Where the service can also stumble

Not every case runs smoothly. Cardholders occasionally report cases that drag on for weeks: multiple callbacks from different agents who each start the case from scratch. Documents submitted by email that cannot be found. Provisional credits that are first granted, then reversed, then granted again. In the end, the case is usually decided in the customer's favor, but the process can feel chaotic.

The lesson: even at Amex, things can go wrong. The systems are not flawless, and when a case slips through the cracks, it is hard to get it back on track. The advice: if you have a complicated case, keep everything in writing. Note the agent's name, the date, the reference number. It makes follow-up much easier.

Traveling with a premium credit card

The Evolution Over Nine Years

When I sum up the nine years, I see a curve that tilts slightly downward. Not dramatically. Amex is still better than any direct bank, any neobank chatbot, any savings bank hotline. But the gap has narrowed.

The best years were 2019 to 2022. Short wait times, knowledgeable agents, proactive service. Since then, quality on the Platinum level has slightly declined. At the Centurion level, it has remained largely stable.

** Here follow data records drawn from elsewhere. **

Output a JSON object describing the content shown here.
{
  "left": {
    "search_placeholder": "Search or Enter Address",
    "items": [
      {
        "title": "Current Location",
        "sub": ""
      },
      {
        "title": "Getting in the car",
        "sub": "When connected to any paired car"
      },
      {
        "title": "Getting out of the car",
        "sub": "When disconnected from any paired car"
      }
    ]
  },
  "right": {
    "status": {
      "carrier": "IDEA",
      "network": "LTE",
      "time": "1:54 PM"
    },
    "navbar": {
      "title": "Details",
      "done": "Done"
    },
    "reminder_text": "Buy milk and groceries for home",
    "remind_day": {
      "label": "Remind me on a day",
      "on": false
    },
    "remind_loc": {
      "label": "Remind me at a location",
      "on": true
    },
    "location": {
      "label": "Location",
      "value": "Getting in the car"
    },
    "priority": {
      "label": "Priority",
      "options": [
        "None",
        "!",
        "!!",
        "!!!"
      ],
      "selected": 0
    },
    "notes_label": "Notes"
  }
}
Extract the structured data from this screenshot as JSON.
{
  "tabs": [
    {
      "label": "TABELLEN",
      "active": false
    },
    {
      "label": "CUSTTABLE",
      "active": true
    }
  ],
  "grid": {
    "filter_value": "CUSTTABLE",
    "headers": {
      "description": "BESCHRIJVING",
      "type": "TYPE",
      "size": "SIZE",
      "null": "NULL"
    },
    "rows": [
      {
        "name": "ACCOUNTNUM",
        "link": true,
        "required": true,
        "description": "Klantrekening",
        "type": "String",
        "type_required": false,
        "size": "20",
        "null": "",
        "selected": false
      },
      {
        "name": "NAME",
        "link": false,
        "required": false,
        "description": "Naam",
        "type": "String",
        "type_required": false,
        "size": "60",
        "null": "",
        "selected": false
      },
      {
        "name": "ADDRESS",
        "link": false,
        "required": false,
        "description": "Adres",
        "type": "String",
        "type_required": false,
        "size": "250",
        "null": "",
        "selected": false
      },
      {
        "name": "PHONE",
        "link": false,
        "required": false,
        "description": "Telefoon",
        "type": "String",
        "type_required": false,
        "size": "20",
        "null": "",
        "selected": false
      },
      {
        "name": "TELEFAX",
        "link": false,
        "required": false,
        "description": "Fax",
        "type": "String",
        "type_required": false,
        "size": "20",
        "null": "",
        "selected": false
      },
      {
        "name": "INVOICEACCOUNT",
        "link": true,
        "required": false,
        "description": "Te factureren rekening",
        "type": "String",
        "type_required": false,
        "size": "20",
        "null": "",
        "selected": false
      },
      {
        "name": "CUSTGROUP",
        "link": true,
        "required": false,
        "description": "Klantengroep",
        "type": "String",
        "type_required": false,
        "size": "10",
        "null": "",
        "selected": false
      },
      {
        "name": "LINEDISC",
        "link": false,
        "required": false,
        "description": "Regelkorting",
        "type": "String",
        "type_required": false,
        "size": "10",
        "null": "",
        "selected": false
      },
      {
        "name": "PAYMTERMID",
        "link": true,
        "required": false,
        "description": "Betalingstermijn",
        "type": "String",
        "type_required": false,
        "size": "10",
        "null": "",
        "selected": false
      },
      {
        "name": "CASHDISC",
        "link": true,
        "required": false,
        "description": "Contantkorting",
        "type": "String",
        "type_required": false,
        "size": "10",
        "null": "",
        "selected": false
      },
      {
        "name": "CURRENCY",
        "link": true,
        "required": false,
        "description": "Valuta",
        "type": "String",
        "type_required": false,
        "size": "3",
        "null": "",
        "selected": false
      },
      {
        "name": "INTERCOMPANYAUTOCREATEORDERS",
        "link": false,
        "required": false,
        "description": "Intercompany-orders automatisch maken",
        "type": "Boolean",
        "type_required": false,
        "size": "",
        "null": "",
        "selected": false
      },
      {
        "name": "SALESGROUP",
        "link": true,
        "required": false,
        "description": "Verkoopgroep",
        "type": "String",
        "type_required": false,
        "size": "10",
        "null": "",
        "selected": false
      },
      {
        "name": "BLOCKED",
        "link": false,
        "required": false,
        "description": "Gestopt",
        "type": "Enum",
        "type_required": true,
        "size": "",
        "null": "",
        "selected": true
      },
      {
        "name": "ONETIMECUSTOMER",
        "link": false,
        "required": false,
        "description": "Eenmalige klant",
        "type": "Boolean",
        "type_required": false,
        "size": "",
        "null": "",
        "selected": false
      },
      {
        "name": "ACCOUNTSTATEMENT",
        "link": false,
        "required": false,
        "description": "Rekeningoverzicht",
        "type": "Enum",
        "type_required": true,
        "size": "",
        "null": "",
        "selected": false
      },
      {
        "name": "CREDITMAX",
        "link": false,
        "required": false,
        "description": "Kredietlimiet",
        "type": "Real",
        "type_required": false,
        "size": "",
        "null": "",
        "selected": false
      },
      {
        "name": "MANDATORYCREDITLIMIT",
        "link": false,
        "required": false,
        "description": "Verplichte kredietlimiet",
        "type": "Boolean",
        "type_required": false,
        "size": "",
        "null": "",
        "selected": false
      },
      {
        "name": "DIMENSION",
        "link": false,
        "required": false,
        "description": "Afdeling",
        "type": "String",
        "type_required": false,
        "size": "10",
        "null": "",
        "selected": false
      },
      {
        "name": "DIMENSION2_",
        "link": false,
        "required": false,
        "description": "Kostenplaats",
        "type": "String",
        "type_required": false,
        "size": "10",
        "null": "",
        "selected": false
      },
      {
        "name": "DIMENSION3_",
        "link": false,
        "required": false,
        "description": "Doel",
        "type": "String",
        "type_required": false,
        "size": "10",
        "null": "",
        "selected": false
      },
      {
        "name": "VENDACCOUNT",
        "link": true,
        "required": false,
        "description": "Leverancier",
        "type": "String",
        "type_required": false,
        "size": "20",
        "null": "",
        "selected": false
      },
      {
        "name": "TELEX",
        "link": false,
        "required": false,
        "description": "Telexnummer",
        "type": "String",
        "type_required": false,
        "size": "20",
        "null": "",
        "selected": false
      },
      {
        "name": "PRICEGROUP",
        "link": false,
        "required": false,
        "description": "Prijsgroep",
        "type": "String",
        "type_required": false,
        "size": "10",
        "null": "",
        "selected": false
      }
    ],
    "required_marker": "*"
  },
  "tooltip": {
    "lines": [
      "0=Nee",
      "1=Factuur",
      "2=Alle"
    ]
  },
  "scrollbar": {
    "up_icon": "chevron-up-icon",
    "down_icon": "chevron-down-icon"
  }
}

My assessment: Amex is investing the larger share of its service resources in the Centurion clientele, while Platinum service isn't fully keeping pace with the growth of the Platinum base. That's understandable from a business perspective, but for Platinum customers who remember the service from five years ago, it's a noticeable shift.

Verdict After Nine Years

Amex customer service is still good. In problem situations, with chargebacks, with travel emergencies, it remains one of the best in the industry. The fundamental stance of siding with the customer still exists. The 24/7 availability works. Language flexibility is seamless.

But the peak, that feeling of every call being a first-class experience, has faded on the Platinum level. On the Centurion level, it's still intact, though even there, some days the service is more "very good" than "exceptional."

Still: when someone asks me why I stay with Amex, service is one of the three most important reasons. Alongside the points and the travel benefits. Not because it's perfect. But because in the moments when it counts, it's reliably there. And because that backing, the certainty that someone will solve the problem when I call, is a value that no free card can offer.